At Coliseum BART (and possibly points further north in Oakland ) you can catch Vallejo Transit which will take you to Vallejo, and from there to Solano Mall .
Another bus gets you to Vacaville. From there you take Yolobus to Davis, and then another Yolobus to Sacramento. You can take Sacramento RT to Roseville.
From Roseville, Placer County Transit will take you all the way to Gold Run. But it looks like you fall just short (well, 30 miles or more by the highway) of Donner Pass. If you could get to Truckee somehow, you could get on TART and cross into Nevada by going around Lake Tahoe.
OK…starting with Suffolk County bus lines on the far east end of Long Island, you could board the 10C at Montauk Point and transfer your way westward until you hit the Walt Whitman mall outside Huntington, where you could swap to the Nassau County bus system’s N79, which will take you into Jamaica Queens, where you would swap to the New York City bus system and make your way through Queens and into Manhattan, eventually homing in on the Port Authority Bus Terminal. Now you can catch the NJ Transit buses to cross the Hudson into New Jersey…
I’d be astonished if you could not reach Washington DC or Boston by continuing in this fashion, but I’m too lazy to look up the routes you’d use. I’ve done the NY-to-Suffolk ride myself, though, when the blizzard wiped out the Long Island Rail Road.
I actually live in Santa Cruz, and I am obsessed with public transportation, so I have actaully given this a lot of thought. I’ve long wanted to do a public transportation oddessy, and have spent a lot of time mapping out where I’d go.
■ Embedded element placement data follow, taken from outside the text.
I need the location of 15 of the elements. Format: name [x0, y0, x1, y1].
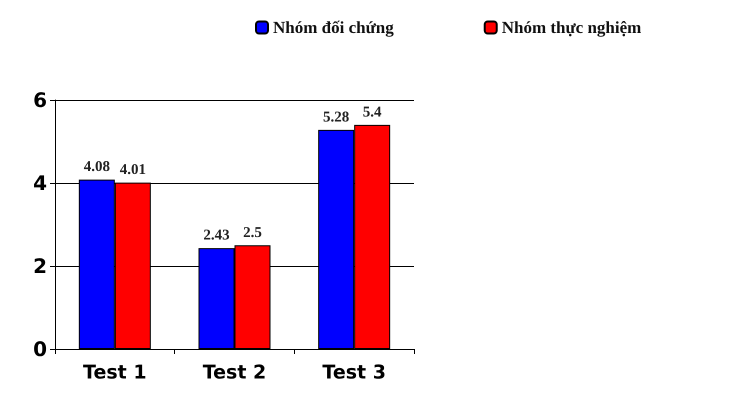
legend-label: Nhóm đối chứng [273, 18, 394, 37]
data-label: 4.01 [120, 162, 146, 178]
y-tick-label: 6 [33, 88, 47, 112]
legend-label: Nhóm thực nghiệm [502, 18, 642, 37]
x-tick-label: Test 2 [202, 362, 266, 384]
data-label: 4.08 [84, 159, 110, 176]
y-tick-label: 0 [33, 337, 47, 361]
data-label: 2.5 [243, 224, 262, 241]
y-tick-label: 2 [33, 254, 47, 278]
data-label: 5.28 [323, 109, 350, 126]
x-tick-label: Test 1 [83, 362, 147, 384]
data-label: 2.43 [203, 228, 230, 244]
data-label: 5.4 [362, 104, 382, 120]
y-tick-label: 4 [33, 171, 47, 195]
x-tick-label: Test 3 [322, 362, 386, 384]
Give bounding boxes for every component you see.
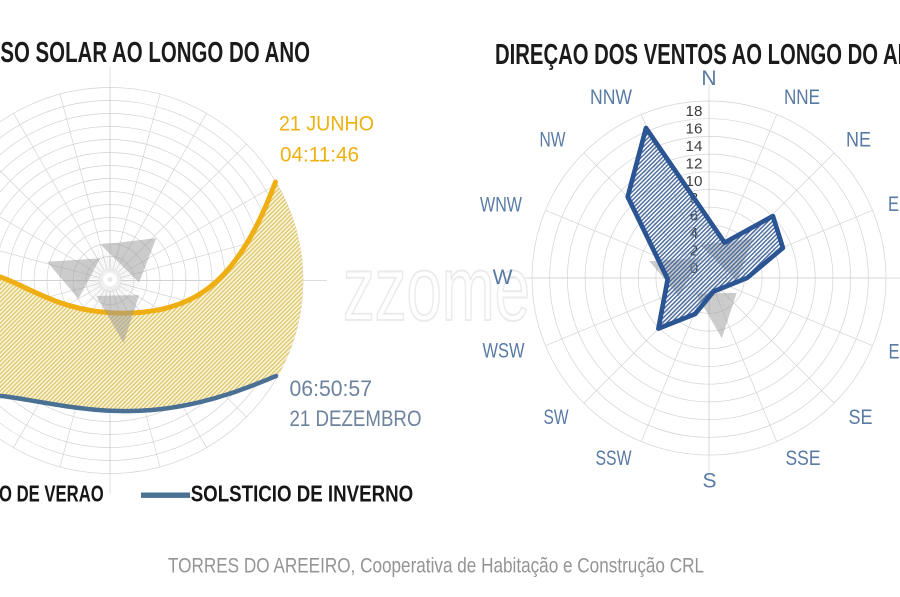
svg-text:PERCURSO SOLAR AO LONGO DO ANO: PERCURSO SOLAR AO LONGO DO ANO [0, 37, 310, 69]
svg-text:14: 14 [686, 138, 703, 155]
svg-text:NE: NE [846, 129, 871, 152]
svg-text:W: W [493, 266, 513, 289]
svg-text:SOLSTICIO DE VERAO: SOLSTICIO DE VERAO [0, 481, 104, 507]
svg-text:10: 10 [686, 173, 703, 190]
svg-text:NW: NW [540, 129, 566, 152]
svg-text:21 JUNHO: 21 JUNHO [279, 113, 374, 136]
svg-text:04:11:46: 04:11:46 [280, 144, 359, 167]
svg-text:SE: SE [849, 406, 873, 429]
svg-text:16: 16 [686, 121, 703, 138]
svg-text:zzome: zzome [343, 238, 530, 340]
svg-text:S: S [702, 470, 716, 493]
svg-text:TORRES DO AREEIRO, Cooperativa: TORRES DO AREEIRO, Cooperativa de Habita… [168, 555, 704, 578]
svg-text:06:50:57: 06:50:57 [290, 376, 373, 401]
svg-text:SW: SW [544, 406, 569, 429]
svg-text:WNW: WNW [480, 194, 522, 217]
svg-text:DIREÇAO DOS VENTOS AO LONGO DO: DIREÇAO DOS VENTOS AO LONGO DO ANO [495, 39, 900, 71]
svg-text:ENE: ENE [888, 193, 900, 216]
svg-text:SOLSTICIO DE INVERNO: SOLSTICIO DE INVERNO [191, 481, 414, 507]
svg-text:ESE: ESE [889, 341, 900, 364]
svg-text:N: N [701, 67, 716, 90]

It is possible to take a Montery Transit bus from Big Sur to Monterey. From there you take another bus to Watsonville, where you switch to Santa Cruz Metro. Take the 71 to downtown Santa Cruz, and hop on the Highway 17 express to San Jose. From San Jose you can take VTA to BART, and from there you can follow panamajack’s plan up to almost Donner Pass.
I can’t believe someone else has thought about this.